This post brings together several threads from the past year’s work. At the core is one of the Great Challenges for TEDMED 2013: The Role of the Patient. Roles exist in a context, and a new perspective on this context came to light today.
Those who’ve seen me speak know I spend a lot of time thinking about the underlying structural issues that keep healthcare from evolving. In particular, leaders like Warner Slack MD have been saying since the 1970s that patients are the most under-used resource in healthcare.
But many in the profession can’t imagine that participatory medicine could be valid.
Why? Why do so many physicians, administrators and health policy people roll their eyes at the idea of patient as partner? (Many don’t, but many do.)
I don’t ask this as a whine, I ask it as an inquiry.
Paul Levy is the former CEO of my hospital, Beth Israel Deaconess Medical Center. He’s also the one who introduced me to Dr. Danny Sands, my famous primary physician, who practices at BIDMC, saying “You’ll probably like this guy.” Well, GOOOAAALLL!, as they say in soccer. Which Paul plays, coaches, and referees. (He’s skinny.)
Today on his blog Paul writes How a Team Degrades. It’s a tale of a Lean exercise his hospital used, which he connects to a recent soccer episode. And I see a parallel with the role of the patient.
The Lean exercise:
A group of colleagues sat around a table and were given a problem to solve. Each person wore a hat with a label that could be seen by everyone at the table, except the person wearing the hat. The label might say “whines,” “creative,” “combative,” “unintelligent,” or some other characteristic.
Strikingly, within just a few minutes, people at the table began to treat each person as though the assigned characteristic were true.
The soccer story happened out of town, in a game with people who didn’t know he’s a good player. Being stiff from a long plane flight he played carefully at first (and not well). Teammates (who didn’t know him) drew conclusions and stopped expecting him to perform usefully, stopped running in anticipation of him sending them a good pass, etc. The opposing team noticed and ignored him… please read the whole post to get the whole story.
Paul says the soccer episode took him back to that Lean exercise … and Paul’s post takes me back to last November, at the annual meeting of Robert Wood Johnson Foundation’s outstanding multi-year Aligning Forces for Quality project.
During Q&A after my talk, a woman from Maine named Poppy Arford said that the cultural challenges we’d discussed about empowering patients reminded her of the scapegoat dynamic in a dysfunctional family: once everyone decides one person is the problem, nobody listens to them anymore, and anytime anything goes wrong, all assume it’s the scapegoat’s fault.
Poppy’s observation stopped me in my tracks and has stuck with me. If valid, it could explain a lot.
Returning to Levy on the management exercise:
… The whiner found himself ignored. Likewise for the unintelligent person. The creative person was seen to have all the best ideas.
… There is a tendency of people, once given an expectation about another person, to find evidence in support of that expectation. Everything the other person does or says seems to lend validity to the prior view, which, by the way, may have no basis in fact.
This so strongly smacks of what we hear about clinicians rolling eyes when patients try to contribute, complaints about patients not taking their meds (when an equal number of clinicians don’t wash their hands), etc. I propose that we all consider this – and don’t jump to conclusions: we need open minds all around.
I’m not saying this as a complaint.
Cultural disconnects are almost always blind, so step one is awakening, not complaint.
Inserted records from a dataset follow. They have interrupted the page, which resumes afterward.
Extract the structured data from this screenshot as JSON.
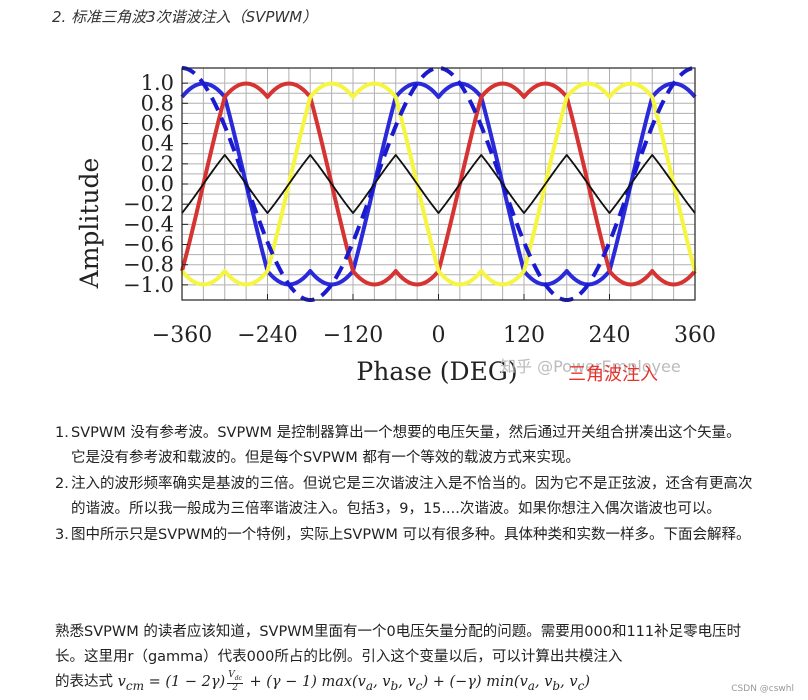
{
  "doc": {
    "heading": "2. 标准三角波3次谐波注入（SVPWM）",
    "items": [
      {
        "num": "1.",
        "text": "SVPWM 没有参考波。SVPWM 是控制器算出一个想要的电压矢量，然后通过开关组合拼凑出这个矢量。它是没有参考波和载波的。但是每个SVPWM 都有一个等效的载波方式来实现。"
      },
      {
        "num": "2.",
        "text": "注入的波形频率确实是基波的三倍。但说它是三次谐波注入是不恰当的。因为它不是正弦波，还含有更高次的谐波。所以我一般成为三倍率谐波注入。包括3，9，15....次谐波。如果你想注入偶次谐波也可以。"
      },
      {
        "num": "3.",
        "text": "图中所示只是SVPWM的一个特例，实际上SVPWM 可以有很多种。具体种类和实数一样多。下面会解释。"
      }
    ],
    "para_line1": "熟悉SVPWM 的读者应该知道，SVPWM里面有一个0电压矢量分配的问题。需要用000和111补足零电压时长。这里用r（gamma）代表000所占的比例。引入这个变量以后，可以计算出共模注入",
    "para_line2_prefix": "的表达式",
    "formula": {
      "lhs": "v",
      "lhs_sub": "cm",
      "part1": " = (1 − 2γ)",
      "frac_top": "V",
      "frac_top_sub": "dc",
      "frac_bottom": "2",
      "part2": " + (γ − 1) max(v",
      "part3": ", v",
      "part4": ", v",
      "part5": ") + (−γ) min(v",
      "part6": ", v",
      "part7": ", v",
      "part8": ")",
      "sub_a": "a",
      "sub_b": "b",
      "sub_c": "c"
    },
    "credit": "CSDN @cswhl"
  },
  "chart_data": {
    "type": "line",
    "xlabel": "Phase (DEG)",
    "ylabel": "Amplitude",
    "xlim": [
      -360,
      360
    ],
    "ylim": [
      -1.15,
      1.15
    ],
    "xticks": [
      -360,
      -240,
      -120,
      0,
      120,
      240,
      360
    ],
    "yticks": [
      1.0,
      0.8,
      0.6,
      0.4,
      0.2,
      0.0,
      -0.2,
      -0.4,
      -0.6,
      -0.8,
      -1.0
    ],
    "grid": true,
    "watermark": "知乎 @PowerEmployee",
    "overlay_label": "三角波注入",
    "series": [
      {
        "color": "#2a2ad8",
        "style": "solid",
        "kind": "phase_a_injected"
      },
      {
        "color": "#d63333",
        "style": "solid",
        "kind": "phase_b_injected"
      },
      {
        "color": "#f5f542",
        "style": "solid",
        "kind": "phase_c_injected"
      },
      {
        "color": "#1a1ad0",
        "style": "dashed",
        "kind": "sine_a"
      },
      {
        "color": "#111111",
        "style": "solid",
        "kind": "triangle_injection"
      }
    ]
  }
}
Last Friday at the Work Well 2012 event where I spoke, I heard a great presentation on culture from Judd Allen, who made clear how strongly we’re unconsciously influenced by the social norms around us. As I say, step one is awakening – “consciousness raising,” as we called it in the Sixties. So here we are.
But BOY what an awakening we need. At the big TEDMED conference last April, one speaker – the chief medical officer of a big diagnostic lab – spoke disparagingly of how patients are bad consumers. Given that it’s virtually impossible to find out prices – including from his lab, as I learned this year – his view can only be possible from within a misinformed scapegoat dynamic.
As I wrote on e-patients.net last June, a New York Times piece quoted health economist Uwe Reinhardt: “I have always found a bit cruel the much-mouthed suggestion that patients should have ‘more skin in the game’ and ‘shop around for cost-effective health care’ … when patients have so little information easily available on prices and quality.”
Cruel: sounds like a scapegoat effect.
In my experience most people involved with the problem don’t even realize how hard it is to get prices and be listened to. It starts with awakening.
A parting note about Aligning Forces:
They bring actual patients/consumers to their meetings, so people get to hear what it looks like from the perspective of the ultimate stakeholder – the person whose life or whose family is on the line.
In all the conferences and meetings I’ve been to, Poppy’s observation was a breakthrough, and it came from days of discussion with patients present as active partners. Let Patients Help Heal Healthcare!